Fibroids: very common, sometimes problematic
A homeopathy teacher of mine once said that whatever our body makes, it can un-make[i]. If true, this is encouraging for women suffering with fibroids, benign growths of fibrous tissue growing in or near the uterus that are usually harmless but can sometimes become large and very bothersome. More than half of pre-menopausal women have fibroids and most don’t ever know it[ii]. As you will see, fibroids are often associated with hormone imbalance, so directly addressing this can lead to a positive outcome.
Basic facts
Fibroids often remain undiagnosed until discovered during a routine physical exam. This is because they frequently do not cause symptoms and disappear on their own, especially after pregnancy (when they can grow quite large) and during menopause.
If you do have symptoms, though, it is important not to self-diagnose. This is because the symptoms of fibroids can be confused with other conditions such as endometrial polyp, adenomyosis, adenomyoma or ovarian cysts. The presence of fibroids can be determined through a pelvic exam, imaging to identify the number and size of the fibroids, and a formal diagnosis from your medical provider. (Homeopaths address conditions mainly by means of individualized symptoms, but like most other conditions fibroids it’s important to know exactly what we are dealing with).

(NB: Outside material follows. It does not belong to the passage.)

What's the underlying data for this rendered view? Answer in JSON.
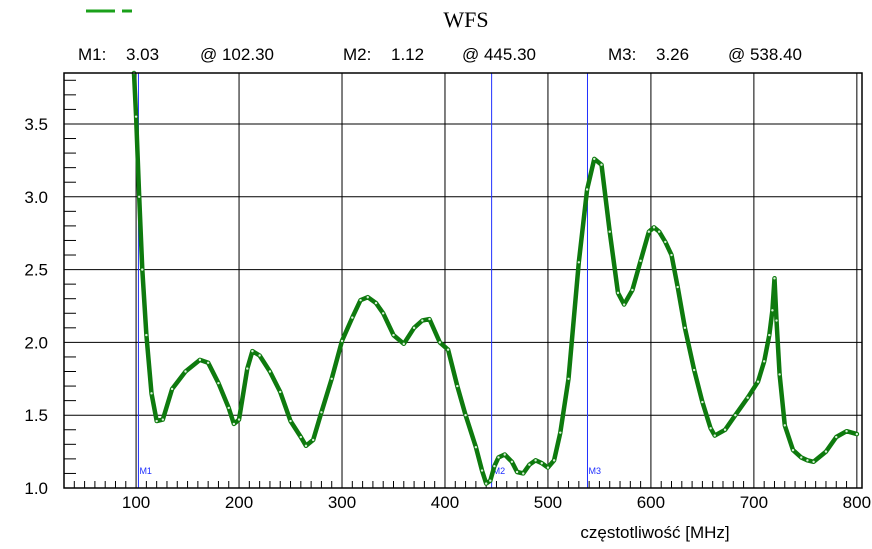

Symptoms of fibroids include: a sensation of fullness in the lower abdomen, pain and menstrual cramping, bleeding between periods, extremely heavy menstrual flow (which can result in anemia), frequent urination, constipation, chronic back pain and pain during sex.
Conventional medical treatment for fibroids is recommended particularly when there is disruption of functioning such as excessive bleeding or pressure on other organs. Treatment options include surgical removal and other procedures that cut or block the blood supply to the fibroids. Drug therapy options that limit estrogen and increase progesterone have grown in recent years, with the main aim of reducing the time required for, and complications from, surgery[iii].
A homeopathic assessment of your fibroids
If serious consequences of fibroids have not occurred (such as high blood loss or bowel obstruction), adjunct homeopathic care is a viable option. You will be asked about individualizing symptoms such as: the nature of the pain; local sensations in the lower abdomen other than heaviness; the timing, color and consistency of menstrual flow. Other symptoms might be present such as thyroid nodules, elevated liver enzymes, anemia, high blood pressure, breast cysts and recurring urinary traction infections.
It can also be important to identify changes that may have taken place before the fibroids developed, such as a miscarriage, hormone-based contraceptive use, other hormone treatment, cortisone treatment, sexual trauma; or a history of metal toxicity.
Homeopathic care
Homeopathic medicines, which are federally recognized in the US, are prescribed that address as many of your symptoms as possible. Then your response to the remedy will be monitored over a few or several months.
Depending on other specifics of your case (such as thyroid, parathyroid or liver issues), “cell salts” may be prescribed to support specific organs. Additionally, special remedies called “sarcodes” might be prescribed to support the endocrine system as a whole[iv] .
Adjunct care could include abdominal massage, a technique that can relieve the discomfort resulting from fibroids. It can be self-applied or sought from a licensed massage therapist[v].
Finally, it can help to be re-examined by your medical provider or have repeat imaging done during or after homeopathic care in order to confirm if indeed your body is “unmaking” the fibroids.
To learn more about how I could help you with your fibroids, call me for a free 15-minute consultation or schedule one through the online scheduler.
[i] A big thank you to Karen Allen LHP, consummate teacher and healer, for some of the material in this article.
[ii] Mension, E, J Calaf C Chapron M Dolmans J Donnez L Marcellin F Petraglia S Vannuccini F Carmona (2024) “An update on the management of uterine fibroids: personalized medicine or guidelines?” Journal of Endometriosis and Uterine Orders (7): http://doi.org/10.1016/j.jeud.2024.100080
[iii] Farris, M, C Bastanielli E Rosato I Brosens G Benagiano (2019) “Uterine fibroids: an update on current and emerging medical treatment options” Therapeutics and Clinical Risk Management 15: 157–178 https://www.ncbi.nlm.nih.gov/pmc/articles/PMC6350833/pdf/tcrm-15-157.pdf
[iv] James Compton Burnett. Organ Diseases of Women. 1897 (1st ed.). Whitefish MT: Kessinger (2018); Harvey Farrington. Homeopathy and Homeopathic Prescribing. 1955 (1st ed.); Edwin Hale. Materia Medica and Special Therapeutics of the New Remedies, Vol. 2 1897 (1st ed.). London: Forgotten Books (2017).
[v] Elaine Stillerman. “Uterine fibroids”. Massage Today March, 2010, Vol. 10, Issue 03.